Dave deals with the flood tide of bric-a-brac, which pours in daily from our generous donors. There are rich pickings for bargain hunters amongst the china, ornaments, glass, pictures and the various bizarre and sometimes unidentifiable objects which Dave sorts and displays in the Chapel and main shops.
Dave tells how he came to Emmaus:
"At school they said ‘You’re not an academic, but you are a good worker, why don’t you learn a trade.’ So I did a five-year printing apprenticeship and got a good job - then the firm went bust. It was difficult to find similar work so I lost interest. The longer you are out of work the harder it gets.

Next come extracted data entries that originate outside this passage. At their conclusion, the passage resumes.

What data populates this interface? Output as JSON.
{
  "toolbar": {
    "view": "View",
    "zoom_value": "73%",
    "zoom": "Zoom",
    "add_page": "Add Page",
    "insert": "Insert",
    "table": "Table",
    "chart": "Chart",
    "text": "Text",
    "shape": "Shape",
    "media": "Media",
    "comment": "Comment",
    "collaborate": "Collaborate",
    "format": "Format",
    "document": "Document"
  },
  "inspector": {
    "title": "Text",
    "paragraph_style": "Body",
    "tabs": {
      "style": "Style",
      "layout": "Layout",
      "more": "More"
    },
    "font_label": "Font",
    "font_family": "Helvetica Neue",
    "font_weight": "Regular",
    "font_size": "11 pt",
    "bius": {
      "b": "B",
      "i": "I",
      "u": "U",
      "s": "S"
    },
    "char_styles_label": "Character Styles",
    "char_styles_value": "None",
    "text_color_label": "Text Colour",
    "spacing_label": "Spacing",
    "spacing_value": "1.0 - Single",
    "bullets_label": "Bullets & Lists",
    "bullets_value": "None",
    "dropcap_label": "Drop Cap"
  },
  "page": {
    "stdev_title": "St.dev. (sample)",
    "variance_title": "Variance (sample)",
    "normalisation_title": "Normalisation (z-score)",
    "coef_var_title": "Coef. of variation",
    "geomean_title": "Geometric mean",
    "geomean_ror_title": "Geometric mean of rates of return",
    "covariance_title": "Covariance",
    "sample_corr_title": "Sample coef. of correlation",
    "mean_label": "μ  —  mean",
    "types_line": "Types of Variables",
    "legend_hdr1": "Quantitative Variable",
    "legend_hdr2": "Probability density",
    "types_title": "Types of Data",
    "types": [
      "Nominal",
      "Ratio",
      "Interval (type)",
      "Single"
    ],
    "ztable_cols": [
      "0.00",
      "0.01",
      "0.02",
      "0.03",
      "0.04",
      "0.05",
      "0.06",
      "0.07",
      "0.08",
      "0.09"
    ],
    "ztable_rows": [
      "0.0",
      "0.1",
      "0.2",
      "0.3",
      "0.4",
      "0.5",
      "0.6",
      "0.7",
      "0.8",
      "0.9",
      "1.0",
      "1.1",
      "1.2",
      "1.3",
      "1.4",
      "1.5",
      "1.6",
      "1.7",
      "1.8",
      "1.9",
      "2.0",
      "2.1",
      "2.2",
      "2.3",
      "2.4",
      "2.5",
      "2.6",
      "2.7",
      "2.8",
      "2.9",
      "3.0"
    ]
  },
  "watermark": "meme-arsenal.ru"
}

I had a house in Clacton once but I got behind with the mortgage and it was repossessed. Then I was on the streets for nine months. The winter in January is the worst time and it’s not easy to get into a night shelter. Part of my troubles is self-inflicted. I used to be terrible with money, on a sort of roller coaster, up and down, never on course. Now I save so I don’t run short. I've put a block on going to the pub. Once drink gets hold of you, you want to drink every night and you can’t work with a hangover.
Most of the customers are friendly and easy but some do like to haggle; though the prices are very fair. Joel tells me not to be soft and to check with him or another Companion if I want to knock a bit off. You can tell if people haven’t got much money and I ‘d like to help them.
Graeme taught me to work the till in the Chapel shop. It was hard to handle at first but I learned to do it and I was pleased that I even got the hang of credit cards. It’s good that I’m learning all the time about bric-a-brac, china and paintings. We get some really valuable stuff here sometimes and I’m learning to recognise it.
I like to feel I’ve worked well and earned my money each day. If Joel says I’ve done a good job I feel really pleased.”